Center for Infectious Diseases, Second Affiliated Hospital of Air Force Medical University, Xi'an, Shaanxi, China.
J Glob Health. 2020 Dec;10(2):020510. doi: 10.7189/jogh.10.020510.
As an emergent and fulminant infectious disease, Corona Virus Disease 2019 (COVID-19) has caused a worldwide pandemic. The early identification and timely treatment of severe patients are crucial to reducing the mortality of COVID-19. This study aimed to investigate the clinical characteristics and early predictors for severe COVID-19, and to establish a prediction model for the identification and triage of severe patients.
All confirmed patients with COVID-19 admitted by the Second Affiliated Hospital of Air Force Medical University were enrolled in this retrospective non-interventional study.

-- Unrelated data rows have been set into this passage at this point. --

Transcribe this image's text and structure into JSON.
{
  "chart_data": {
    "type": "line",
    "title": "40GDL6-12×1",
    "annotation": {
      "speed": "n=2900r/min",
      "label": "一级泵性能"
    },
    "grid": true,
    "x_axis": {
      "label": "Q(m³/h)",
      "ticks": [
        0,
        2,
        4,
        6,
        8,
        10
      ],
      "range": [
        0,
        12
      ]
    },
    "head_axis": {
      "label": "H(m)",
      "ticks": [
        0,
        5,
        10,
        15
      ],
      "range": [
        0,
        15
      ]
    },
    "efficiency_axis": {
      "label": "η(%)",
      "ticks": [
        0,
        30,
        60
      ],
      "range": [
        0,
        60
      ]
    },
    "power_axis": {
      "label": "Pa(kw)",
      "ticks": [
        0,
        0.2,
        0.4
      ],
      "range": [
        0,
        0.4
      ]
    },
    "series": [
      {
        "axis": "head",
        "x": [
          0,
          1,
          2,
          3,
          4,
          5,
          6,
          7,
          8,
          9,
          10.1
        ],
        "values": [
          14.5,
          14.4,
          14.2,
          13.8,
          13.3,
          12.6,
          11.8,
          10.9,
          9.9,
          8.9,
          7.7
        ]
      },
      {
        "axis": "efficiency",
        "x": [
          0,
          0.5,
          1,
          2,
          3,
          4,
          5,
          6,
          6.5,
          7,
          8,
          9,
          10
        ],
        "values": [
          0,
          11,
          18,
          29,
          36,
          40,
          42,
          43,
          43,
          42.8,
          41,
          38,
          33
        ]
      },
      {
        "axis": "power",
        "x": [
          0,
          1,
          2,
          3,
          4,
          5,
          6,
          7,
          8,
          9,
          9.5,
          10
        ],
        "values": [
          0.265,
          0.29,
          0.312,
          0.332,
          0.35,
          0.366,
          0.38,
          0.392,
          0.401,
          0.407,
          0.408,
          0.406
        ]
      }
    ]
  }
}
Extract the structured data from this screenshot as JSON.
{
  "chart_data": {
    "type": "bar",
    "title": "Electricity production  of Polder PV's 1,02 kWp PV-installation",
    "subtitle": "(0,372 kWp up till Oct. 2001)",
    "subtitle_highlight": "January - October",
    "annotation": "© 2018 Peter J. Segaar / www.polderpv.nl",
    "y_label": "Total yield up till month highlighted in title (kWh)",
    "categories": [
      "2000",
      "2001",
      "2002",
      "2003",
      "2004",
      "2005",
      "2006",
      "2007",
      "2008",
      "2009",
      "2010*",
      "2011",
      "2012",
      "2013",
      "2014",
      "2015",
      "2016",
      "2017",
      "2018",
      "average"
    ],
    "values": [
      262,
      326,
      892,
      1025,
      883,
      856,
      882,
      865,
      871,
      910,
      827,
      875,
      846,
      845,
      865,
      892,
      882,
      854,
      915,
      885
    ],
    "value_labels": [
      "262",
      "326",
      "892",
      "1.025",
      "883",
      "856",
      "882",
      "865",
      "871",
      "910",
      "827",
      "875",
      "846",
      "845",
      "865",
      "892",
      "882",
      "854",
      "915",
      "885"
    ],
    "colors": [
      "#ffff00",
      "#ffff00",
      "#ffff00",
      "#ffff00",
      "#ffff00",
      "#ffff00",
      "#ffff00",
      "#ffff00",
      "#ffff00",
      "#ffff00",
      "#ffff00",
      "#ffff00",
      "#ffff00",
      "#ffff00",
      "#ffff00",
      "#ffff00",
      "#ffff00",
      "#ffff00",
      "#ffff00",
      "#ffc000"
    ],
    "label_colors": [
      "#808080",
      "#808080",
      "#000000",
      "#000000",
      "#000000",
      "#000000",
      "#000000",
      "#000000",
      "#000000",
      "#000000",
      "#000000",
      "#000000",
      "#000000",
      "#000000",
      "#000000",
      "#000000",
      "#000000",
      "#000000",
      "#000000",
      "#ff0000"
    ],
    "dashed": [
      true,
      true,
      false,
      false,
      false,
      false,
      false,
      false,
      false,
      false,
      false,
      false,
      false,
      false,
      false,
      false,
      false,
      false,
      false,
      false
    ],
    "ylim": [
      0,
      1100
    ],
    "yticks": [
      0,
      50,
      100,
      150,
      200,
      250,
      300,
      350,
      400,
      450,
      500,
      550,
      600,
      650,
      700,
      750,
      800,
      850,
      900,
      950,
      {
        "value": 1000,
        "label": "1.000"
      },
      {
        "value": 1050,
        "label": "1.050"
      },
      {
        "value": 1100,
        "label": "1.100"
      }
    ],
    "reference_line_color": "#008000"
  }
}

The patients were divided into a mild group and a severe group, and the clinical data were compared between the two groups. Univariate and multivariate analysis were used to identify the independent early predictors for severe COVID-19, and the prediction model was constructed by multivariate logistic regression analysis. Receiver operating characteristic (ROC) curve was used to evaluate the predictive value of the prediction model and each early predictor.
A total of 40 patients were enrolled in this study, of whom 19 were mild and 21 were severe. The proportions of patients with venerable age (≥60 years old), comorbidities, and hypertension in severe patients were higher than that of the mild ( < 0.05). The duration of fever and respiratory symptoms, and the interval from illness onset to viral clearance were longer in severe patients ( < 0.05). Most patients received at least one form of oxygen treatments, while severe patients required more mechanical ventilation ( < 0.05). Univariate and multivariate analysis showed that venerable age, hypertension, lymphopenia, hypoalbuminemia and elevated neutrophil lymphocyte ratio (NLR) were the independent high-risk factors for severe COVID-19. ROC curves demonstrated significant predictive value of age, lymphocyte count, albumin and NLR for severe COVID-19. The sensitivity and specificity of the newly constructed prediction model for predicting severe COVID-19 was 90.5% and 84.2%, respectively, and whose positive predictive value, negative predictive value and crude agreement were all over 85%.
The severe COVID-19 risk model might help clinicians quickly identify severe patients at an early stage and timely take optimal therapeutic schedule for them.
作为一种突发的、烈性传染病,2019 年冠状病毒病(COVID-19)已在全球范围内引发大流行。早期识别和及时治疗重症患者对于降低 COVID-19 的死亡率至关重要。本研究旨在探讨重症 COVID-19 的临床特征和早期预测因素,并建立一种用于识别和分诊重症患者的预测模型。
本回顾性非干预性研究纳入了空军军医大学第二附属医院收治的所有确诊 COVID-19 患者。将患者分为轻症组和重症组,比较两组患者的临床资料。采用单因素和多因素分析识别重症 COVID-19 的独立早期预测因素,并通过多因素逻辑回归分析构建预测模型。采用受试者工作特征(ROC)曲线评估预测模型和各早期预测因素的预测价值。
本研究共纳入 40 例患者,其中轻症 19 例,重症 21 例。重症患者高龄(≥60 岁)、合并症和高血压的比例高于轻症(<0.05)。重症患者发热和呼吸道症状持续时间以及从发病到病毒清除的间隔时间较长(<0.05)。大多数患者接受了至少一种形式的氧疗,而重症患者需要更多的机械通气(<0.05)。单因素和多因素分析显示,高龄、高血压、淋巴细胞减少、低白蛋白血症和升高的中性粒细胞与淋巴细胞比值(NLR)是重症 COVID-19 的独立高危因素。ROC 曲线表明年龄、淋巴细胞计数、白蛋白和 NLR 对重症 COVID-19 有显著的预测价值。新构建的预测模型预测重症 COVID-19 的敏感性和特异性分别为 90.5%和 84.2%,阳性预测值、阴性预测值和粗一致性均超过 85%。
重症 COVID-19 风险模型有助于临床医生在早期快速识别重症患者,并及时为其制定最佳治疗方案。